Theme For English B is both realistic and controversial, as it speculates on the stance of being and human beings placed in suchlike being, so to speak. In other words, the lines from the poem reflect the idea of inner contradiction and eagerness to find out the truth. Langston Hughes sheds light on veiled phrases and words in his poem. In fact, the next lines are in focus:
Being me, it will not be white.
But it will be
a part of you, instructor.
You are white---
yet a part of me, as I am a part of you.
That's American (Anderson and Runciman 44).

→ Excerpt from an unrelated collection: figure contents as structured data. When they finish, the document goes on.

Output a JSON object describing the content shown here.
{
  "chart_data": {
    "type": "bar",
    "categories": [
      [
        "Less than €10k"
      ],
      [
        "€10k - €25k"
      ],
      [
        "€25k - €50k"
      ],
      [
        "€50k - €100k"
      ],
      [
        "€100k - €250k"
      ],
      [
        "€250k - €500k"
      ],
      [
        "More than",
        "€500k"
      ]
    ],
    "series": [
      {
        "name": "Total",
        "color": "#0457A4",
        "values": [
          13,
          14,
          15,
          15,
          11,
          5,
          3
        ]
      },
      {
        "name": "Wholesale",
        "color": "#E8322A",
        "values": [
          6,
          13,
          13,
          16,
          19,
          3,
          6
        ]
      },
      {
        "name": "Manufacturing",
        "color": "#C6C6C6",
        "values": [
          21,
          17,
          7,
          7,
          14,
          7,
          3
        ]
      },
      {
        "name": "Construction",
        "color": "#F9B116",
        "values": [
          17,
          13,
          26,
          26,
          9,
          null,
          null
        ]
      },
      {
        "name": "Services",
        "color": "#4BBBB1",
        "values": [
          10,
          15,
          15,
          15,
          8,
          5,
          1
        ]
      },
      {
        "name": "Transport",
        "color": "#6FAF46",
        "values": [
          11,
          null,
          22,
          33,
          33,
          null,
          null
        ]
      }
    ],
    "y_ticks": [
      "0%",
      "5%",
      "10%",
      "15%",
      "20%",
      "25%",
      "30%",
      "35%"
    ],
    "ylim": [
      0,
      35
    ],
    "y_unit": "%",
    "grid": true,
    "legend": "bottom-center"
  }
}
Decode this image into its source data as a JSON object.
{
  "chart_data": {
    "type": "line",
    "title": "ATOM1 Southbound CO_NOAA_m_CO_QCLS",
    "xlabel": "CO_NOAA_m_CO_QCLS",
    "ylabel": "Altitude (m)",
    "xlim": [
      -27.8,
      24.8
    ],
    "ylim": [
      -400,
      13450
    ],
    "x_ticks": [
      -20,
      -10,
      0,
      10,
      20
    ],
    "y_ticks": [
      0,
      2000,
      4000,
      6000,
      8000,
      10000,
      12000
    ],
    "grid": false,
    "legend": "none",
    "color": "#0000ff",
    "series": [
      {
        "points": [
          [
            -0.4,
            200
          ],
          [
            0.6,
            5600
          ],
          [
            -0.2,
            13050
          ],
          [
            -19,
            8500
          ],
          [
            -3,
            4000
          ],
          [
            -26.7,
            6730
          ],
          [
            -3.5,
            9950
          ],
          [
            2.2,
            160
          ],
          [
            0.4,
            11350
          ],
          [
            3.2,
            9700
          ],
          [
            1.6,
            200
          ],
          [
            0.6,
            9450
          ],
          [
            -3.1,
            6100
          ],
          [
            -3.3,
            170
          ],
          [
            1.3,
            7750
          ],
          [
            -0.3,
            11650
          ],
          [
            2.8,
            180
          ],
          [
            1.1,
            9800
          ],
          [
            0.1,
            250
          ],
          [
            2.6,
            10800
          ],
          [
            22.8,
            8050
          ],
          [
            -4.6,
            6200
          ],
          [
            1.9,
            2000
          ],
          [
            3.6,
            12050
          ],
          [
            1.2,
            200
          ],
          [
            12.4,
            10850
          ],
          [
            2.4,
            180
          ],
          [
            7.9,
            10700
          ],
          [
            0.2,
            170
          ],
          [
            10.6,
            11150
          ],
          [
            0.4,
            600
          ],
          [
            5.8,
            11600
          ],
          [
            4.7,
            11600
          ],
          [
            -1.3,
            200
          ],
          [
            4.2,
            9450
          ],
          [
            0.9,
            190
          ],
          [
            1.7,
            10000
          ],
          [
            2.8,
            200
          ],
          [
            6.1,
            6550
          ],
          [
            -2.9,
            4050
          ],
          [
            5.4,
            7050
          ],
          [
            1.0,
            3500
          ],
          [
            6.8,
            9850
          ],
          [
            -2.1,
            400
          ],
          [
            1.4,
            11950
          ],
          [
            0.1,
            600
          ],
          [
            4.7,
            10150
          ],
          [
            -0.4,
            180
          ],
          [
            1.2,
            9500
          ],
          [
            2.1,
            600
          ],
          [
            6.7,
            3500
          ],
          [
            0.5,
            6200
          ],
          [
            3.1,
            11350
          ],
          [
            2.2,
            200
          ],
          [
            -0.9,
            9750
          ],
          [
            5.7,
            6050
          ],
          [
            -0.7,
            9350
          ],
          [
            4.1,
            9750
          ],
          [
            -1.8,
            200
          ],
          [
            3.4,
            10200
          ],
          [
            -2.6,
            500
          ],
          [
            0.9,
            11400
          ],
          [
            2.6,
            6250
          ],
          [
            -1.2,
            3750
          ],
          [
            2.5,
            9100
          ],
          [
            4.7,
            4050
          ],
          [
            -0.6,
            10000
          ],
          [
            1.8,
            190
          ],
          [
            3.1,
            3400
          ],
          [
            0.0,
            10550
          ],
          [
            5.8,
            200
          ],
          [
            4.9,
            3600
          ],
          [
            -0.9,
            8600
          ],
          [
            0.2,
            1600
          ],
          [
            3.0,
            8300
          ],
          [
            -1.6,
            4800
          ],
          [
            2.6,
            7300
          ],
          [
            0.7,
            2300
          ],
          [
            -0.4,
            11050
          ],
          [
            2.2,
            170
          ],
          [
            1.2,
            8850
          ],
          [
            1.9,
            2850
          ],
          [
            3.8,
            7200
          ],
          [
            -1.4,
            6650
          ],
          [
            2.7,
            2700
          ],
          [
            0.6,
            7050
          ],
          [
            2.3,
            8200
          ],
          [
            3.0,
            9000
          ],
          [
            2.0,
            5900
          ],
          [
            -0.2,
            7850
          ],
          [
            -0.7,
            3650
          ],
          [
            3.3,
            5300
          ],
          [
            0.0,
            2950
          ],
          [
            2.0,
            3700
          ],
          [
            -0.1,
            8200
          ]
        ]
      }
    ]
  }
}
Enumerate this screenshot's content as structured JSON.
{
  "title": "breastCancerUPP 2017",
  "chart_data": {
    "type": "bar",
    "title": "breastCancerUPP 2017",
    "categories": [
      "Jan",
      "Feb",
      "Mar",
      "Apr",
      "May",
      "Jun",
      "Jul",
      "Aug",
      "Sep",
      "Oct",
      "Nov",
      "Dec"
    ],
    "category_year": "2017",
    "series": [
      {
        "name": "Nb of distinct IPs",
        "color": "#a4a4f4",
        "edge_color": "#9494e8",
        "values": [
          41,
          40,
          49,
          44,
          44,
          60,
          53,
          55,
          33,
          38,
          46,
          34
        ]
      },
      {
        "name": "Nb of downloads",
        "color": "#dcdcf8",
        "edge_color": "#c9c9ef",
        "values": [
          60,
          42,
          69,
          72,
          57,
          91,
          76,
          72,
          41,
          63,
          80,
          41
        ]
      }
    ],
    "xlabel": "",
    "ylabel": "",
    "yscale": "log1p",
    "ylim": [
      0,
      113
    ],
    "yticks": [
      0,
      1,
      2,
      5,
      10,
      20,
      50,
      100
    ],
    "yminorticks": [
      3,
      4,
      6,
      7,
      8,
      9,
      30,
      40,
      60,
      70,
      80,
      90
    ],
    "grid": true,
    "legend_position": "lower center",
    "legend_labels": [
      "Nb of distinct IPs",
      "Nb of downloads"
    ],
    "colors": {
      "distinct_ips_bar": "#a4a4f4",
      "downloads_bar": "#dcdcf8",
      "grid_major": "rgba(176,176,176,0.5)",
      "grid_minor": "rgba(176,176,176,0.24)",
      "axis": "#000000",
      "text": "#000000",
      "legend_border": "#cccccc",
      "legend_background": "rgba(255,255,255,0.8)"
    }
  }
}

As far as I can see, the use of “it” demonstrates a social protest of the narrator in order to show the versatility of the society. In other words, while reading these lines I feel that the American society cannot be related to the supremacy of the one race only. By contrast, it holds cross-cultural and the cross-relational virtues posited by the creators of the American democracy. “It” becomes a “part of you” once you have a clear idea of what America is. There is no tribute to physical but more to human and socially correct behavior notwithstanding the historical (largely tragic and disgraceful) past. Social conflict as well as long-lasting social debate in the American society is noteworthy through showing inequality at its shape, so to speak.
Thus, I may draw certain conclusions in that differences in color provoked by differences in socio-political development divided between various social groups and ethnicities are not a reason to say that everything American does not belong to you. That is, with the American identity, individuals are to share American values, virtues, responsibility, and amenities despite what people say but according to the law and social norms. This is the way Langston Hughes is about to hint on the significance of being a part of the society where mutual relationships between people are not marked with racial discrimination.